- Precedentes do STJ: Princípio da unirrecorribilidade e a impetração do HC concomitante ao Recurso Especial
Pesquisa realizada pela Confraria do Júri no site do STJ
(AgRg no HC n. 1.025.943/SP, relator Ministro Carlos Pires Brandão, Sexta Turma, julgado em 11/2/2026, DJEN de 20/2/2026.)
DIREITO PROCESSUAL PENAL. AGRAVO REGIMENTAL. HABEAS CORPUS. PRINCÍPIO DA UNIRRECORRIBILIDADE. CERCEAMENTO DE DEFESA. AGRAVO REGIMENTAL NÃO PROVIDO.
I. Caso em exame
1. Agravo regimental interposto contra decisão monocrática que não conheceu de habeas corpus impetrado em favor dos réus, apontando como autoridade coatora o Tribunal de Justiça do Estado de São Paulo. O habeas corpus buscava a suspensão do julgamento de agravo em recurso especial e, no mérito, a anulação do julgamento do Tribunal do Júri,, sob alegação de cerceamento de defesa.

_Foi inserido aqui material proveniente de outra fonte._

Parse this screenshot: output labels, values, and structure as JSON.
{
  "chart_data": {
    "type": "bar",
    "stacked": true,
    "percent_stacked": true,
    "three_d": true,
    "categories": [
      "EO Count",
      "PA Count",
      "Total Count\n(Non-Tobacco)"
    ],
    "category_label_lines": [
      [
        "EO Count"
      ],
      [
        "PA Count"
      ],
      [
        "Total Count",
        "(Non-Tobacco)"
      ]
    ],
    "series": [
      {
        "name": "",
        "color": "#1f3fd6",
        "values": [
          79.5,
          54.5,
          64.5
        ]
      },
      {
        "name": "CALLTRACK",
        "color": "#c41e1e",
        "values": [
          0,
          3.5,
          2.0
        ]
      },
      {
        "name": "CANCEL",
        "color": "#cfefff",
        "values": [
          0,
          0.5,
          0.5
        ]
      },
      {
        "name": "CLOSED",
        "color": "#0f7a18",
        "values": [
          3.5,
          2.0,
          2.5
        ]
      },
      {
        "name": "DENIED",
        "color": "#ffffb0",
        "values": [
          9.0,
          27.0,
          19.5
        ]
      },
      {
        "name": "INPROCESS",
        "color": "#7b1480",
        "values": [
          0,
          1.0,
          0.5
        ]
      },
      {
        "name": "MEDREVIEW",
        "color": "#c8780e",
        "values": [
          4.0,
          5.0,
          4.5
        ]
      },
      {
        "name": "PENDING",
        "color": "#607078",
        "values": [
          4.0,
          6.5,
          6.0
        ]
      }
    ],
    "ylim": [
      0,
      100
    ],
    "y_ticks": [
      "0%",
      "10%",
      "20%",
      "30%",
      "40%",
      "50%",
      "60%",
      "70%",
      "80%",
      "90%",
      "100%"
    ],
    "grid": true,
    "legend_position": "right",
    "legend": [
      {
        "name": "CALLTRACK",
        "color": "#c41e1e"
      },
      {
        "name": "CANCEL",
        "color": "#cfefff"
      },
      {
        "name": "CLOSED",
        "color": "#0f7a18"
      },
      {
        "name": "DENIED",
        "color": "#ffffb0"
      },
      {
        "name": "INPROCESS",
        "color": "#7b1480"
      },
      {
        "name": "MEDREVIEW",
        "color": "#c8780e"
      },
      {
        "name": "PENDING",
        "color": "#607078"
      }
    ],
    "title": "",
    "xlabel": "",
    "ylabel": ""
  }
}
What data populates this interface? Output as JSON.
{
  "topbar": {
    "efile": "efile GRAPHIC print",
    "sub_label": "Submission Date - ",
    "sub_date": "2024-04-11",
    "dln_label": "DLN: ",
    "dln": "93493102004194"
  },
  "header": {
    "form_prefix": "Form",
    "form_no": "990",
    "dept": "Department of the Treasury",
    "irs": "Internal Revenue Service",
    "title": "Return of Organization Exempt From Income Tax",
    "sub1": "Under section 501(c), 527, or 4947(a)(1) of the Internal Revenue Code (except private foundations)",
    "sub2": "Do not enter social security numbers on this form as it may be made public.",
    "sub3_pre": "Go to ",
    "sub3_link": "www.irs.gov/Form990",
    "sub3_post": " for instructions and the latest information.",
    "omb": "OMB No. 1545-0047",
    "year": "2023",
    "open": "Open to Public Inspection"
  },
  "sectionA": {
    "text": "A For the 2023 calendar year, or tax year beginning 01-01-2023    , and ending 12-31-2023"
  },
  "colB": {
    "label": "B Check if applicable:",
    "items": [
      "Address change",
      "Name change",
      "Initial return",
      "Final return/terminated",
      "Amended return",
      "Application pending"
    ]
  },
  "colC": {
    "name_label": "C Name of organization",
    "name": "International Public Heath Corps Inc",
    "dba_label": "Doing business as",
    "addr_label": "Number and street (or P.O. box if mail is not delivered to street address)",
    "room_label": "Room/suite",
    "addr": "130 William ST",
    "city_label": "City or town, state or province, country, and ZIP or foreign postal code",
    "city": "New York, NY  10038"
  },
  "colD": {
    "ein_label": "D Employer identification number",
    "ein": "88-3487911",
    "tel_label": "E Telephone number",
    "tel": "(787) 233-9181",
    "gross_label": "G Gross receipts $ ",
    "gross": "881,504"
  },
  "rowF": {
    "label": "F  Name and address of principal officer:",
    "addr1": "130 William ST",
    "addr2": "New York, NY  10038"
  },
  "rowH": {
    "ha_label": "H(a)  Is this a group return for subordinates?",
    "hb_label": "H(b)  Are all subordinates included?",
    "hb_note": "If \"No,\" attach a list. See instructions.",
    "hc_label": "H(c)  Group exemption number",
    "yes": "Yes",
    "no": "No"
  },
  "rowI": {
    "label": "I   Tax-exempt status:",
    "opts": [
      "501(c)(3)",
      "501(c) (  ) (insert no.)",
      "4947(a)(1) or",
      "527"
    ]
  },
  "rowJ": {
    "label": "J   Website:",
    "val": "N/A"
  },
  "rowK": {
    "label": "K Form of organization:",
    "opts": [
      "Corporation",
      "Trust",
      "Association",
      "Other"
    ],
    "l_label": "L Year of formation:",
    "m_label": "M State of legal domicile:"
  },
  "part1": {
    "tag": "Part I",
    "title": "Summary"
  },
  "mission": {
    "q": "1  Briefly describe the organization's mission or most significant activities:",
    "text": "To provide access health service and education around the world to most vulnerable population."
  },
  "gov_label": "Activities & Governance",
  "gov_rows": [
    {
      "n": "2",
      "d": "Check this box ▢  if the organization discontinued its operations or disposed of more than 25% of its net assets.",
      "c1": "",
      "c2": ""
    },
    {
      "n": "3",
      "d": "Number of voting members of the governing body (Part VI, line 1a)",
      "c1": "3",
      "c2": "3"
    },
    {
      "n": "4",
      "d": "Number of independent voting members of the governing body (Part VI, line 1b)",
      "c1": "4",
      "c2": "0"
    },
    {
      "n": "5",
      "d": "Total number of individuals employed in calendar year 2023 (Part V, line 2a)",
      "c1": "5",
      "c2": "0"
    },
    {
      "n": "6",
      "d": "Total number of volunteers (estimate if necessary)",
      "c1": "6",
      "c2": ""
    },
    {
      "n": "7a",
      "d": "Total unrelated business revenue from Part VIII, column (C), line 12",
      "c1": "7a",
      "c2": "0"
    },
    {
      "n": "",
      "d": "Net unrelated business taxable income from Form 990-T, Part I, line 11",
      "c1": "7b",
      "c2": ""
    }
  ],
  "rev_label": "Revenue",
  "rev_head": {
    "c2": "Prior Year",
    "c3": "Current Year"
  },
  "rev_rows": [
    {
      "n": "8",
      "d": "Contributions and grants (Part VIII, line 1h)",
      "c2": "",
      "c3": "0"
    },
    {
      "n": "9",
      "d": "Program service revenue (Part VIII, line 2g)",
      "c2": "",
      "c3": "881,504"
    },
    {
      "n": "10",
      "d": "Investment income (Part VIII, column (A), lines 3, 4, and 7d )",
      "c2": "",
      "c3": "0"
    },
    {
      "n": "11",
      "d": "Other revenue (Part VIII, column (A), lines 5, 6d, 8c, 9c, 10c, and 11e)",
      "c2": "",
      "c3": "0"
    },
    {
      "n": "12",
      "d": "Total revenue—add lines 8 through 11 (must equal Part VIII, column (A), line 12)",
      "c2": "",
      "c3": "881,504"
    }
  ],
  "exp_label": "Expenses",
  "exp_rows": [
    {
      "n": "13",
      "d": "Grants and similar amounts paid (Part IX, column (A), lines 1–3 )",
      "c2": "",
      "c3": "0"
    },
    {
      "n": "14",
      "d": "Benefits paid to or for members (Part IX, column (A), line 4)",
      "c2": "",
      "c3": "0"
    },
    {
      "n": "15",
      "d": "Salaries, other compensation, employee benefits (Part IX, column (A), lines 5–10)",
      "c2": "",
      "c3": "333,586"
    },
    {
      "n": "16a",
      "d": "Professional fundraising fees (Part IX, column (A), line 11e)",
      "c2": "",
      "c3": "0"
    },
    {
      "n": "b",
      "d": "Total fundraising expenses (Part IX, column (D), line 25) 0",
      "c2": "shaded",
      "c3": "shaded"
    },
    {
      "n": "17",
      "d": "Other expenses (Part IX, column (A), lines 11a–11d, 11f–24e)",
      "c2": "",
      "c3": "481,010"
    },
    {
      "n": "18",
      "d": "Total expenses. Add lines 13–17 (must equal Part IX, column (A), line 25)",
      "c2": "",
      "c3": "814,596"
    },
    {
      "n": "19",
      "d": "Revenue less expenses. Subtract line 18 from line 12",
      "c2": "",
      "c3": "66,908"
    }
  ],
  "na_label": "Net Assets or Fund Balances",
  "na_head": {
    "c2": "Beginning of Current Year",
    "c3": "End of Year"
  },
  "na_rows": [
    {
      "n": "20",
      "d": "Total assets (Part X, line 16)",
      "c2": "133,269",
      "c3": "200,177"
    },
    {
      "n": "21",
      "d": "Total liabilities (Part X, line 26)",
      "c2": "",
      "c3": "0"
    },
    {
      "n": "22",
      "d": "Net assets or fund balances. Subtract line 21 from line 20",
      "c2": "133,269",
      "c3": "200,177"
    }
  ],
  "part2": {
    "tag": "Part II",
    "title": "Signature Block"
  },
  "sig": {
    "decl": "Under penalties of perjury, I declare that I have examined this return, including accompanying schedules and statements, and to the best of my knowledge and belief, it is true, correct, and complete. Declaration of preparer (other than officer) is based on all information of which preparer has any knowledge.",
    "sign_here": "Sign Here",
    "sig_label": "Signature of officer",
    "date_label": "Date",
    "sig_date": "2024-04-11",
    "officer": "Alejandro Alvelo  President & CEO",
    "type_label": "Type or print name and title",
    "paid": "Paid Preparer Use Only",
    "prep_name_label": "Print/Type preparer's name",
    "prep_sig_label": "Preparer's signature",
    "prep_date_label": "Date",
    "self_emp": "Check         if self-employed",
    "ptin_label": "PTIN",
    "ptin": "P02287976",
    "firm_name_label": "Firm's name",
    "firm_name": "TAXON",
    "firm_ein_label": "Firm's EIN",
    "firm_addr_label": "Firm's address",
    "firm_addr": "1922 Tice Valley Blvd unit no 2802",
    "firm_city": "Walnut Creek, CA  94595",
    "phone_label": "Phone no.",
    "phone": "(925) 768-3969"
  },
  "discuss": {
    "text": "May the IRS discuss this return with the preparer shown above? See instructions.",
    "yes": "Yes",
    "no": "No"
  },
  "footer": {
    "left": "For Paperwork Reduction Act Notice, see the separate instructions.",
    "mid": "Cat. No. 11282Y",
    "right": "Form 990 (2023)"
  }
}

2. A decisão agravada fundamentou-se na aplicação do princípio da unirrecorribilidade, considerando a tramitação concomitante de recurso próprio contra o mesmo ato judicial.
II. Questão em discussão
3. A questão em discussão consiste em saber se o princípio da unirrecorribilidade impede a impetração de habeas corpus concomitantemente ao recurso especial ou seus consectários, e se há flagrante ilegalidade apta a justificar a concessão da ordem de ofício para anular o julgamento do Tribunal do Júri por cerceamento de defesa.
III. Razões de decidir
4. O princípio da unirrecorribilidade ou singularidade recursal impede a interposição cumulativa de mais de um mecanismo de impugnação contra o mesmo ato judicial, especialmente quando o recurso cabível já foi interposto e está pendente de análise.
5. O habeas corpus, embora seja uma garantia constitucional, não pode ser utilizado como sucedâneo de recurso próprio ou como forma de burlar a inadmissão de recursos nas instâncias ordinárias.
6. Não há flagrante ilegalidade na alegação de cerceamento de defesa, pois, conforme apurado nas instâncias ordinárias, (I) a juntada das fotografias obedeceu ao prazo mínimo de 3 dias úteis do art. 479 do CPP; (II) a defesa foi cientificada e manteve-se inerte em momentos processuais oportunos (preclusão); e (III) não houve demonstração de prejuízo concreto (art. 563 do CPP.
7. A anulação de atos processuais no processo penal exige a demonstração de prejuízo concreto, conforme o princípio pas de nullité sans grief, positivado no art. 563 do Código de Processo Penal.
8. O amplo revolvimento de matéria fático-probatória necessário para reverter as premissas estabelecidas pela Corte Estadual é incompatível com a via estreita do habeas corpus.
IV. Dispositivo
9. Resultado do Julgamento: Agravo regimental não provido.